//IN CHILLY WEATHER, THERE’S NOTHING BETTER! – OUR WINTER READING LIST
OUR RECOMMENDED WINTER READING LIST
For book lovers, reading knows no season. However, we have to admit that colder weather does make snuggling in bed with a book and a steaming pot of tea all that much more fun. So here is our selection of some of the best books to add to your reading list this winter.
WORKING BACKWARDS By Colin Bryar & Bill Carr
Colin started at Amazon in 1998; Bill joined in 1999. Their time at Amazon covered a period of unmatched innovation that brought products and services including Kindle, Amazon Prime, Amazon Echo and Alexa to life.Through the story of these innovations, they reveal the principles and practices that have driven the success of one of the most extraordinary companies the world has ever known, from the famous 14-leadership principles, the bar raiser hiring process, and Amazon’s founding characteristics: customer obsession, long-term thinking, eagerness to invent, and operational excellence. Working Backwards shows how success is not achieved by the genius of any single leader but rather through commitment to and execution of a set of well-defined, rigorously executed principles and practices that you can apply at your own company, no matter the size.
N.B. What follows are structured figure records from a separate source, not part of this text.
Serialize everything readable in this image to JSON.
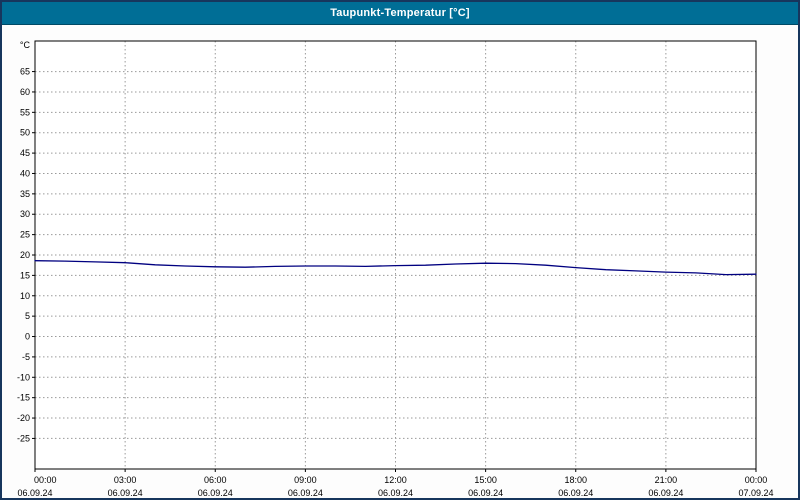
{
  "title_bar": {
    "title": "Taupunkt-Temperatur [°C]",
    "bg_color": "#006e96",
    "text_color": "#ffffff"
  },
  "chart_data": {
    "type": "line",
    "title": "Taupunkt-Temperatur [°C]",
    "ylabel": "°C",
    "y_unit_label": "°C",
    "xlabel": "",
    "xlim": [
      0,
      24
    ],
    "ylim": [
      -32.5,
      72.5
    ],
    "grid": "dotted",
    "legend_position": "none",
    "line_color": "#000080",
    "grid_color": "#9a9a9a",
    "axis_color": "#000000",
    "x_hours": [
      0,
      1,
      2,
      3,
      4,
      5,
      6,
      7,
      8,
      9,
      10,
      11,
      12,
      13,
      14,
      15,
      16,
      17,
      18,
      19,
      20,
      21,
      22,
      23,
      24
    ],
    "values": [
      18.6,
      18.5,
      18.3,
      18.1,
      17.6,
      17.3,
      17.1,
      17.0,
      17.2,
      17.3,
      17.3,
      17.2,
      17.4,
      17.5,
      17.8,
      18.0,
      17.9,
      17.5,
      16.9,
      16.4,
      16.1,
      15.8,
      15.6,
      15.2,
      15.3
    ],
    "x_tick_hours": [
      0,
      3,
      6,
      9,
      12,
      15,
      18,
      21,
      24
    ],
    "x_tick_labels": [
      "00:00",
      "03:00",
      "06:00",
      "09:00",
      "12:00",
      "15:00",
      "18:00",
      "21:00",
      "00:00"
    ],
    "x_date_labels": [
      "06.09.24",
      "06.09.24",
      "06.09.24",
      "06.09.24",
      "06.09.24",
      "06.09.24",
      "06.09.24",
      "06.09.24",
      "07.09.24"
    ],
    "y_ticks": [
      65,
      60,
      55,
      50,
      45,
      40,
      35,
      30,
      25,
      20,
      15,
      10,
      5,
      0,
      -5,
      -10,
      -15,
      -20,
      -25
    ]
  }
}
THE AUSCHWITZ PHOTOGRAPHER: BASED ON THE TRUE STORY OF PRISONER 3444 WILHELM BRASSE By Luca Crippa and Maurizio Onnis
When Germany invaded Wilhelm Brasse’s native Poland in 1939, he was asked to swear allegiance to Hitler. He refused and was deported to Auschwitz concentration camp as political prisoner number 3444. A trained portrait photographer, he was ordered to record the camp’s inner workings by taking ID photos of the prisoners, capturing the criminal medical experiments of Josef Mengele, and recording executions. Between 1940 and 1945, Brasse took around 50,000 photographs of the horror around him. But he also risked his life by joining the camp’s Resistance movement, faking documents for prisoners, and trying to smuggle images to the outside world. Then, when Soviet troops finally advanced on the camp to liberate it, Brasse refused SS orders to destroy his photographs.This is the extraordinary true story of the Auschwitz prisoner whose photographs exposed the atrocities of the Holocaust and then helped to convict the Nazis at the Nuremberg Trials.